One really has to take a look at the context (the image I posted is from page 23, so it's not much work) before answering my questions, but here they are: What does it mean for a double point to be transversal (and how does the first claim follow?)? How does the author compute the time derivative at time 0 of the area enclosed by the loop and gets to that integral (and evaluates it)?
A double point being tranversal means that the curve isn't tangent to itself. An example of a non-transversal double point would be here: Figure 1: the curve intersects itself in the middle, and is tangent to itself there as well.
2.13 is a set of first-order equations. Therefore, the initial conditions consist of the values and first derivatives. Uniqueness of solutions means that given a particular set of initial conditions, there is only one solution.

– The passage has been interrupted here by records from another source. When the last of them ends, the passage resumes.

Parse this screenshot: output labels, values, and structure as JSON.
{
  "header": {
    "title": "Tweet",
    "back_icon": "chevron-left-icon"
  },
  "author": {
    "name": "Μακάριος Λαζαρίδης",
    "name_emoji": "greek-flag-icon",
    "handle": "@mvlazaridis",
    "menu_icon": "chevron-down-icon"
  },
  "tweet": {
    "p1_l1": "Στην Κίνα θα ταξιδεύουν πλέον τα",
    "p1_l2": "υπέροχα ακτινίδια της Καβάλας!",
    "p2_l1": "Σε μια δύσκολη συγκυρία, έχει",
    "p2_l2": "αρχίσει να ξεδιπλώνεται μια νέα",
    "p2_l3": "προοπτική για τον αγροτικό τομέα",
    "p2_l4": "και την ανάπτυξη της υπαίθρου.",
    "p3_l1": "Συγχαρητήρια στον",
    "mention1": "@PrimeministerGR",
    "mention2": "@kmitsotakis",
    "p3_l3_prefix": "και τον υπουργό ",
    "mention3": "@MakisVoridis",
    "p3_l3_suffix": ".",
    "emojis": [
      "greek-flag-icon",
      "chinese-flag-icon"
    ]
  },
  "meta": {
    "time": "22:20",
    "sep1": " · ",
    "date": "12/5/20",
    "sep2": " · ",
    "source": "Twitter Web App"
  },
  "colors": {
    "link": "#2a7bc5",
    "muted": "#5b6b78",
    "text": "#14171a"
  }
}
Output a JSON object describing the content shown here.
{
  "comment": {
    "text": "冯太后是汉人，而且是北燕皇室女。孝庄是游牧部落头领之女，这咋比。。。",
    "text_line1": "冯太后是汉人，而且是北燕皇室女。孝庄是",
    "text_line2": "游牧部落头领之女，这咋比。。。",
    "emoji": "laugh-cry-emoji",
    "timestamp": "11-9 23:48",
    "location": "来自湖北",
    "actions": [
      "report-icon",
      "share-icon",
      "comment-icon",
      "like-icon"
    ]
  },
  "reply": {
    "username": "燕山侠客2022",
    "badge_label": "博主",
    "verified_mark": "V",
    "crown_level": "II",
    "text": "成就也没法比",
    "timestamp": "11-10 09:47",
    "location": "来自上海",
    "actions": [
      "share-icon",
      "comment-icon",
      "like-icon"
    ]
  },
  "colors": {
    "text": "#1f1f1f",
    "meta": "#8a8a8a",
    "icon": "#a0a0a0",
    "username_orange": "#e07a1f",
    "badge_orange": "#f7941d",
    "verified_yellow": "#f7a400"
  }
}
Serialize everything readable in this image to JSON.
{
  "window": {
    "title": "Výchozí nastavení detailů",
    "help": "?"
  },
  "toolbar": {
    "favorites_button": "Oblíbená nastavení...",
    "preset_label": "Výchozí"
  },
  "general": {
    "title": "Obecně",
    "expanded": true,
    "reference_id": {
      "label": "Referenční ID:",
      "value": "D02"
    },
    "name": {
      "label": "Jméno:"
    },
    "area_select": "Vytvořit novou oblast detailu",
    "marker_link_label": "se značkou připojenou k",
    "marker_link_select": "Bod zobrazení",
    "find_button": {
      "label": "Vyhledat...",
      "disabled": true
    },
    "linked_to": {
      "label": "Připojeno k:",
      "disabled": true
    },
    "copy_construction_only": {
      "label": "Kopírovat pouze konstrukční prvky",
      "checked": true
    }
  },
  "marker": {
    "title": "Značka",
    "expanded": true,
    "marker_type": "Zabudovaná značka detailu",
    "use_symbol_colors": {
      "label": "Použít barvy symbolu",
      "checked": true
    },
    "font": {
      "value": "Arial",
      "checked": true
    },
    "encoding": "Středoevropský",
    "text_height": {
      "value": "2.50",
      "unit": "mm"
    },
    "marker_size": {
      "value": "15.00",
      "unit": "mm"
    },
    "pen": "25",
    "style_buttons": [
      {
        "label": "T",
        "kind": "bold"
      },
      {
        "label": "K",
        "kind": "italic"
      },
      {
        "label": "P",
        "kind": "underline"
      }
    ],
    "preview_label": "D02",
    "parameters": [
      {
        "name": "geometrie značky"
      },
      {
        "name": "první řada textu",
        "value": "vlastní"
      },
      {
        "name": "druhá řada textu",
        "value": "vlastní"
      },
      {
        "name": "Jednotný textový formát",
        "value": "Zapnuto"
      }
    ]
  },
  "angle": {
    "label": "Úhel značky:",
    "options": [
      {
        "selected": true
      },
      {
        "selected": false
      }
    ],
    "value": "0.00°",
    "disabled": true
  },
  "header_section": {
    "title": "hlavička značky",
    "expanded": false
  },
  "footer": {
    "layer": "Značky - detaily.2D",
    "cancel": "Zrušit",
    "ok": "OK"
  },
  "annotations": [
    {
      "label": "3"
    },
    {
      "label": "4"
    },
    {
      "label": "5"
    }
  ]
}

If a curve crosses itself, then there are two different solutions at that point (if you start at that point, there are two different portions of the curve, corresponding to two different solutions.) The values are the same at that point, so the derivatives have to be different. Imagine a car driving along the surface, and each point on the surface is affecting curve, making it turn. Suppose the resulting curve looks like this: Figure 2. If the car comes in from the bottom left, it will continue on to the upper right. It won't go to the bottom right or top left, because those would require it to have a different velocity. But in Figure 1, a car approaching the middle from the bottom left would have the right velocity to continue either to the top right or bottom left; there isn't enough information to distinguish between the two.
I'm not sure where the integral comes from, but evaluating it as $-(\pi +\alpha)$ comes from noting that it is the turning number of the loop, excluding the point of intersection.